Diagram skema spetrometer massa sederhana.
Perkembangan
pada spektrometri massa mengijinkan dilakukannya pengukuran massa atom
secara tepat. Peralatan spektrometer ini menggunakan magnet untuk membelokkan
trayektori berkas ion, dan banyaknya defleksi ditentukan dengan rasio massa
atom terhadap muatannya. Kimiawan Francis William Aston menggunakan peralatan ini untuk menunjukkan
bahwa isotop mempunyai massa yang berbeda. Perbedaan massa antar isotop ini
berupa bilangan bulat, dan ia disebut sebagai kaidah bilangan bulat. Penjelasan pada perbedaan massa isotop ini
berhasil dipecahkan setelah ditemukannya neutron, suatu
partikel bermuatan netral dengan massa yang hampir sama dengan proton, yaitu oleh James Chadwick pada
tahun 1932. Isotop kemudian dijelaskan sebagai unsur dengan jumlah proton yang
sama, namun memiliki jumlah neutron yang berbeda dalam inti atom.
Pada tahun
1950-an, perkembangan pemercepat partikel dan detektor partikel mengijinkan
para ilmuwan mempelajari dampak-dampak dari atom yang bergerak dengan energi
yang tinggi. Neutron dan proton kemudian diketahui sebagaihadron, yaitu komposit partikel-partikel kecil yang disebut
sebagai kuark. Model-model standar fisika nuklir
kemudian dikembangkan untuk menjelaskan sifat-sifat inti atom dalam hal
interaksi partikel subatom ini.
Sekitar
tahun 1985, Steven Chu dkk.
di Bell Labs mengembangkan
sebuah teknik untuk menurunkan temperatur atom menggunakan laser. Pada tahun yang sama, sekelompok ilmuwan yang
diketuai oleh William D. Phillips berhasil memerangkap atom natrium dalam perangkap magnet.

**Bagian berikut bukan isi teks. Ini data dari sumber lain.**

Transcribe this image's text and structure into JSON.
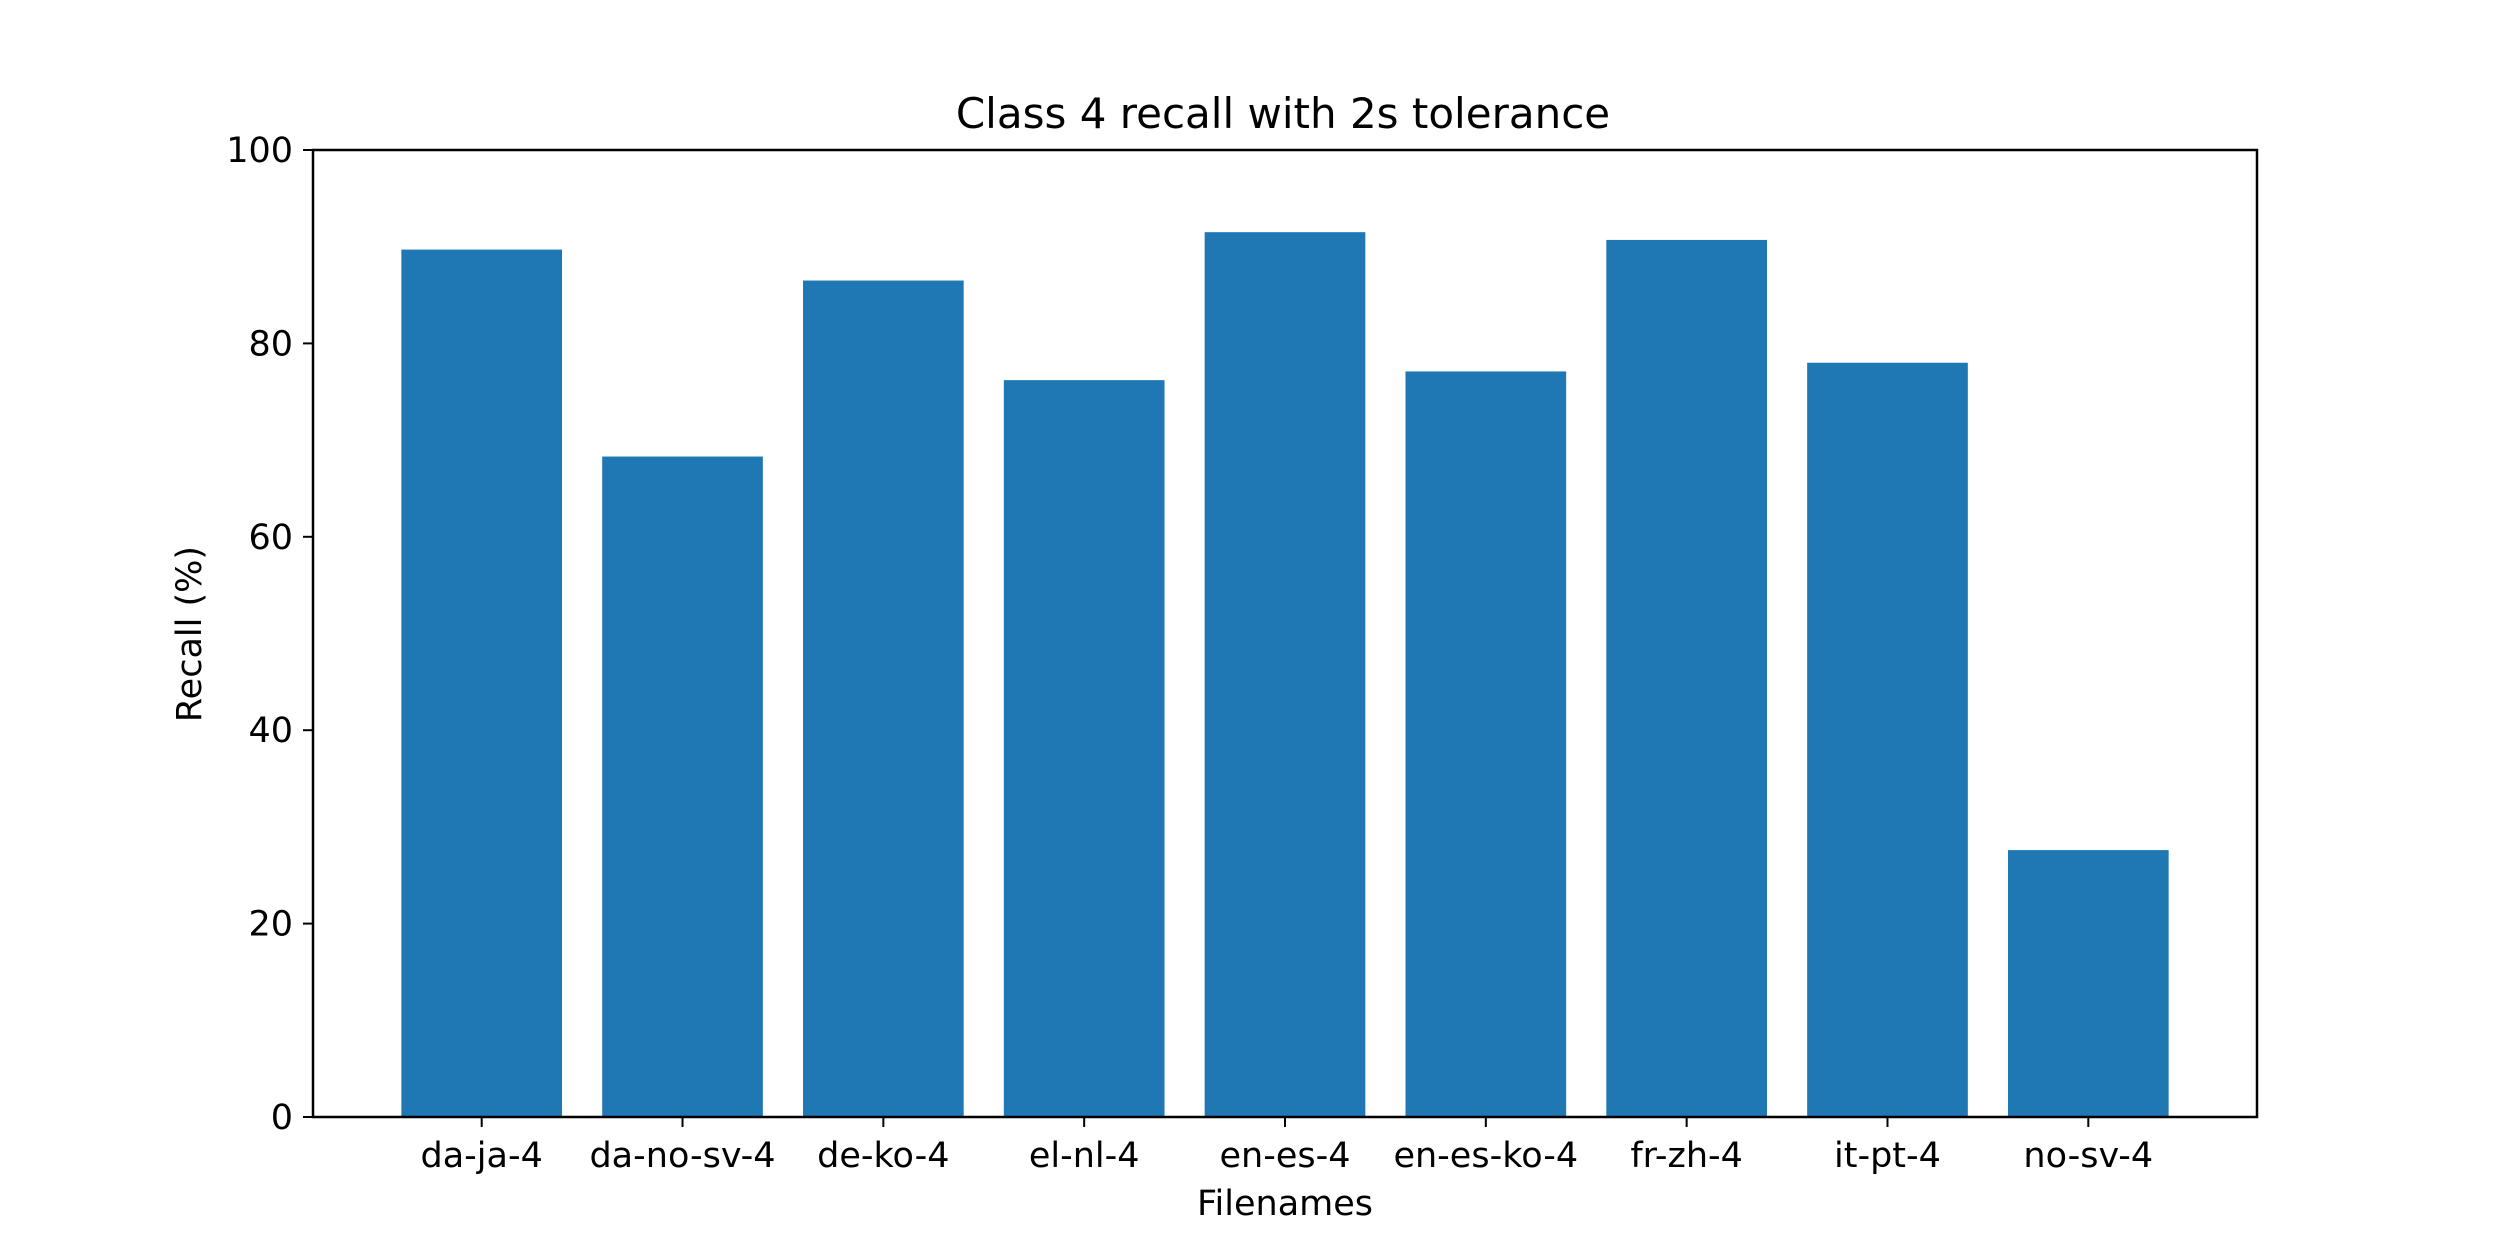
{
  "chart_data": {
    "type": "bar",
    "title": "Class 4 recall with 2s tolerance",
    "xlabel": "Filenames",
    "ylabel": "Recall (%)",
    "categories": [
      "da-ja-4",
      "da-no-sv-4",
      "de-ko-4",
      "el-nl-4",
      "en-es-4",
      "en-es-ko-4",
      "fr-zh-4",
      "it-pt-4",
      "no-sv-4"
    ],
    "values": [
      89.7,
      68.3,
      86.5,
      76.2,
      91.5,
      77.1,
      90.7,
      78.0,
      27.6
    ],
    "ylim": [
      0,
      100
    ],
    "yticks": [
      0,
      20,
      40,
      60,
      80,
      100
    ],
    "grid": false,
    "bar_color": "#1f77b4"
  }
}
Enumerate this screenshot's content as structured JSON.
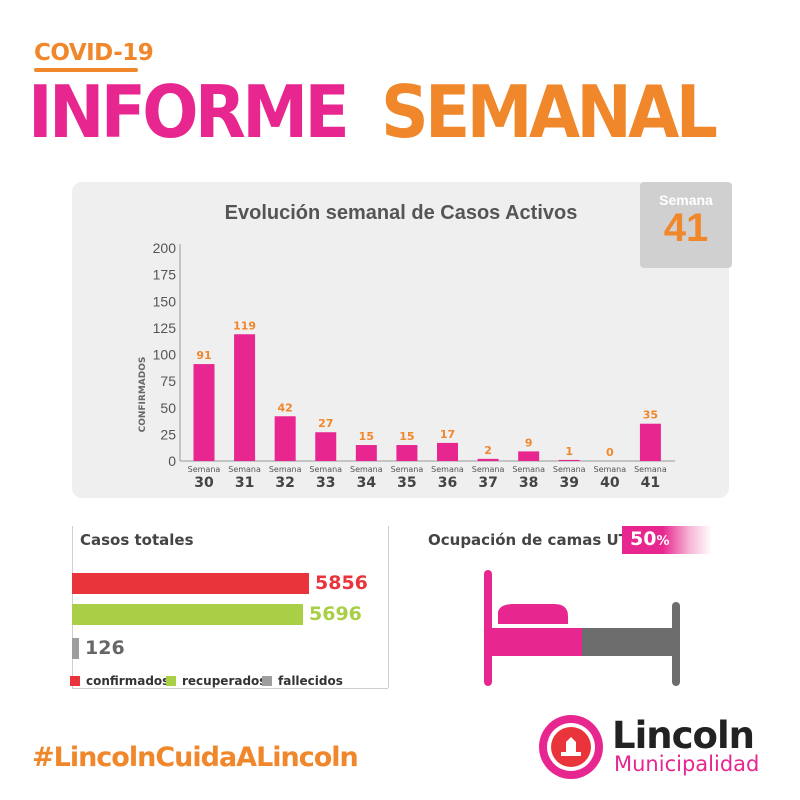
{
  "header": {
    "kicker": "COVID-19",
    "title_part1": "INFORME",
    "title_part2": "SEMANAL"
  },
  "week_badge": {
    "label": "Semana",
    "number": "41"
  },
  "chart_data": {
    "type": "bar",
    "title": "Evolución semanal de Casos Activos",
    "ylabel": "CONFIRMADOS",
    "xlabel": "",
    "category_prefix": "Semana",
    "categories": [
      "30",
      "31",
      "32",
      "33",
      "34",
      "35",
      "36",
      "37",
      "38",
      "39",
      "40",
      "41"
    ],
    "values": [
      91,
      119,
      42,
      27,
      15,
      15,
      17,
      2,
      9,
      1,
      0,
      35
    ],
    "ylim": [
      0,
      200
    ],
    "yticks": [
      0,
      25,
      50,
      75,
      100,
      125,
      150,
      175,
      200
    ],
    "grid": false,
    "colors": {
      "bar": "#e8268f",
      "label": "#f0872b",
      "axis": "#999999"
    }
  },
  "totals": {
    "title": "Casos totales",
    "items": [
      {
        "name": "confirmados",
        "value": 5856,
        "display": "5856",
        "color": "#e8343a"
      },
      {
        "name": "recuperados",
        "value": 5696,
        "display": "5696",
        "color": "#a8cf45"
      },
      {
        "name": "fallecidos",
        "value": 126,
        "display": "126",
        "color": "#9e9e9e"
      }
    ]
  },
  "icu": {
    "title": "Ocupación de camas UTI",
    "value": "50",
    "unit": "%",
    "fraction": 0.5,
    "colors": {
      "occupied": "#e8268f",
      "free": "#6d6d6d"
    }
  },
  "footer": {
    "hashtag": "#LincolnCuidaALincoln",
    "brand_name": "Lincoln",
    "brand_sub": "Municipalidad"
  }
}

Claude Cohen-Tannoudji kemudian menggabungkan kedua teknik tersebut
untuk mendinginkan sejumlah kecil atom sampai beberapa mikrokelvin. Hal ini mengijinkan ilmuwan mempelajari atom dengan
presisi yang sangat tinggi, yang pada akhirnya membawa para ilmuwan
menemukan kondensasi Bose-Einstein.
Dalam
sejarahnya, sebuah atom tunggal sangatlah kecil untuk digunakan dalam aplikasi
ilmiah. Namun baru-baru ini, berbagai peranti yang menggunakan sebuah atom
tunggal logam yang dihubungkan dengan ligan-ligan organik (transistor elektron tunggal) telah dibuat. Berbagai penelitian telah dilakukan
untuk memerangkap dan memperlambat laju atom menggunakan pendinginan laser untuk
mendapatkan pemahaman yang lebih baik mengenai sifat-sifat atom.